The lesson is very important. We should always seek to guard the good name of our friends. We should not allow any wrong impression of them or of their acts to become current. We should hold their name and honor sacred as our own. If we find that anything they have done is likely to leave an unfair or injurious impression on others who do not know all the circumstances, we must try to set the matter right. It is very sad to see people sometimes even apparently glad to find others unfavorably regarded. Instead of hastening to remove or correct wrong impressions, they seem quite willing to let them remain and even to confirm them by significant silence or by ambiguous words. Surely that is not the Christlike way.
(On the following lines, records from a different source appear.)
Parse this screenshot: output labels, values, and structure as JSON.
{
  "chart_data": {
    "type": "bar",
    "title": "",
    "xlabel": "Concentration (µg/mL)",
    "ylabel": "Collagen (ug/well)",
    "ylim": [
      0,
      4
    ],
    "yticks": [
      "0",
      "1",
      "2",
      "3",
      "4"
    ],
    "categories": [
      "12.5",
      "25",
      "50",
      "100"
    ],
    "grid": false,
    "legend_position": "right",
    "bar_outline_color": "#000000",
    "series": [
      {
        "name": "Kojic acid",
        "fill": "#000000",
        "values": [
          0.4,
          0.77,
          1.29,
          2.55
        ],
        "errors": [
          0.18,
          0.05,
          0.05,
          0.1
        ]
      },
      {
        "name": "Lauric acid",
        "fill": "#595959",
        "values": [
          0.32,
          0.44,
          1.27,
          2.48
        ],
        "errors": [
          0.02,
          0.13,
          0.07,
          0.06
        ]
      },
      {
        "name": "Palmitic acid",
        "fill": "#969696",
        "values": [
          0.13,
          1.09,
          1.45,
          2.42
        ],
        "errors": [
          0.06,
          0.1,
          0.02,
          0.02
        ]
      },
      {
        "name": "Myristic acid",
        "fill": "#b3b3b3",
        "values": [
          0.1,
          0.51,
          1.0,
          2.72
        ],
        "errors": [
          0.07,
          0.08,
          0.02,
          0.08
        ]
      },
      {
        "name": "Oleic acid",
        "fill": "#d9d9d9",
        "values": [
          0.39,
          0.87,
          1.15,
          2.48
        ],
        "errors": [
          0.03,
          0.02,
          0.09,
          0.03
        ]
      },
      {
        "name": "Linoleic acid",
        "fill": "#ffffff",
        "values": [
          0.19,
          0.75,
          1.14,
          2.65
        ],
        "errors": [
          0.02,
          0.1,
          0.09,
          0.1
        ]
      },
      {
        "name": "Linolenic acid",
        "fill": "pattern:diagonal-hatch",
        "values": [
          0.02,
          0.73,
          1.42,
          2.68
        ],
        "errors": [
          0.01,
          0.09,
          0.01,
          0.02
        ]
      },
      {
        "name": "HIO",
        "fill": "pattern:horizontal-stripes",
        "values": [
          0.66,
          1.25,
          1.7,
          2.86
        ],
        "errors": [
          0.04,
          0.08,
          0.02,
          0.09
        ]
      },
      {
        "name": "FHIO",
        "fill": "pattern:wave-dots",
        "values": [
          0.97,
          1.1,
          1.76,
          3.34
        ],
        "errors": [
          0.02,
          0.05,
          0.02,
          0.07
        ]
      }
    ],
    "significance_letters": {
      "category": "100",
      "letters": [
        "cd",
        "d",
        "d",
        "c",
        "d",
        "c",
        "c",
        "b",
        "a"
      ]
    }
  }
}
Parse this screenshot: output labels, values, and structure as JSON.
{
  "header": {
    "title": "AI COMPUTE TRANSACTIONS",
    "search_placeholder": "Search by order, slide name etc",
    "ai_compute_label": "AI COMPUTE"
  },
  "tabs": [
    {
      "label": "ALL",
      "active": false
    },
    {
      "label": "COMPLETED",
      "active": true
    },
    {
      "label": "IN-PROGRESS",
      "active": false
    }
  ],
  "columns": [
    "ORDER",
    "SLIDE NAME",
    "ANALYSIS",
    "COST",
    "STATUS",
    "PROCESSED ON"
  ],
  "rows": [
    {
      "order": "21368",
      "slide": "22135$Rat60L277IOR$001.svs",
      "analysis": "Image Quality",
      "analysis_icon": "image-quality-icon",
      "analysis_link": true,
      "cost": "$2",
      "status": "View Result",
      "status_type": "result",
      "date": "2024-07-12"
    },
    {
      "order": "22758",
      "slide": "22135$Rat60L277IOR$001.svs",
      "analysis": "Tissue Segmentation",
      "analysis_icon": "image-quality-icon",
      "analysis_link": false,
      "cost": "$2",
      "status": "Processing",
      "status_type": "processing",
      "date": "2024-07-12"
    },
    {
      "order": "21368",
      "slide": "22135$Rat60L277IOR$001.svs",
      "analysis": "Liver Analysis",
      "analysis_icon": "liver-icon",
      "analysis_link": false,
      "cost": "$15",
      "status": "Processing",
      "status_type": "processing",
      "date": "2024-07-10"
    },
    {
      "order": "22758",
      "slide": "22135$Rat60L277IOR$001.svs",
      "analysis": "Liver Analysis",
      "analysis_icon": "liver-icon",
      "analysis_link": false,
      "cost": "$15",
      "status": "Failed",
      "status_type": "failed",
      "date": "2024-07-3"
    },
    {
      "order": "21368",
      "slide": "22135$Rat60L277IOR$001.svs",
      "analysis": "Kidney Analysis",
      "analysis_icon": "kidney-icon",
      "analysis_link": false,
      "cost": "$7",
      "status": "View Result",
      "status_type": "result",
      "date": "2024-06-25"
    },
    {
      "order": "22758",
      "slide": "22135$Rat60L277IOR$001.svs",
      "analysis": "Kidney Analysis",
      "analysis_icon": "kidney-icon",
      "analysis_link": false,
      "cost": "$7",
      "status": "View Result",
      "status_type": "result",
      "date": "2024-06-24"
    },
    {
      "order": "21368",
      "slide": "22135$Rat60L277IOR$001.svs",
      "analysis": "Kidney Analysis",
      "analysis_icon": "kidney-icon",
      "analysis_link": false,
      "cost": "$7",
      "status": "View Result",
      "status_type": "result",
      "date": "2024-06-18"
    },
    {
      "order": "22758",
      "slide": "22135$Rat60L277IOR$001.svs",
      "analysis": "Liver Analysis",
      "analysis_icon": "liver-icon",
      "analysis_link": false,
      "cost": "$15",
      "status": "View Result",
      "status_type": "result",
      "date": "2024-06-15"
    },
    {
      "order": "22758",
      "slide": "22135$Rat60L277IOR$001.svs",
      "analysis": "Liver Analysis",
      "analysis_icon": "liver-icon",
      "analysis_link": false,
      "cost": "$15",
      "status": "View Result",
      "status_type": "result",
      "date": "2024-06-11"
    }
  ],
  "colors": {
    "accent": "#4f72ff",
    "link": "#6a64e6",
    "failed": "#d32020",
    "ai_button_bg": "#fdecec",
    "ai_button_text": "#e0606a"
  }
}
John was not a weak man, blown with every breeze. He was not a "reed shaken with the wind." That is what many people are. A reed grows in soft soil by the water's edge. Then it is so frail and delicate in its fiber, that every breeze bends and shakes it. There are people of whom this is a true picture. Instead of being rooted in Christ, their roots go down into the soft mire of this world and are easily torn up. Thus they have no fixed principles to keep them upright and make them true and strong, and they are bent by every wind and moved by every influence. They lack nothing so much as backbone. The boy that cannot say 'no', when other boys tease him to smoke or drink or to go places he ought not to go, is only a reed shaken with the wind. The girl who is influenced by frivolities and worldly pleasures, and drawn away from Christ, and from a noble, pure, beautiful life--is another "reed shaken with the wind." They are growing everywhere, these reeds, and the wind shakes them every time it blows. Who wants to be a reed? Who would not rather be more like the oak, growing with roots firm as a rock, which no storm can bend?
It was a splendid commendation that Jesus gave His friend. "There has not arisen a greater than John the Baptist." So a man may sometimes have doubts and perplexities of faith, and yet be a very great man. Christ does not cast us off, because we sometimes lose faith. Of course, we ought never to have any doubts about Christ, or about His way being the best way--but if ever we do yield to such discouragements, we must not think we have lost our place in Christ's love. He makes a great deal of allowance for our weakness and for the greatness of our trials, and keeps on loving us without interruption. Thousands of good people have their times of despondency, and Jesus is always gentle and tender to all in such experiences. He does not chide. He does not break the bruised reed, nor quench the smoking flax. He restores the sick or wounded soul to health.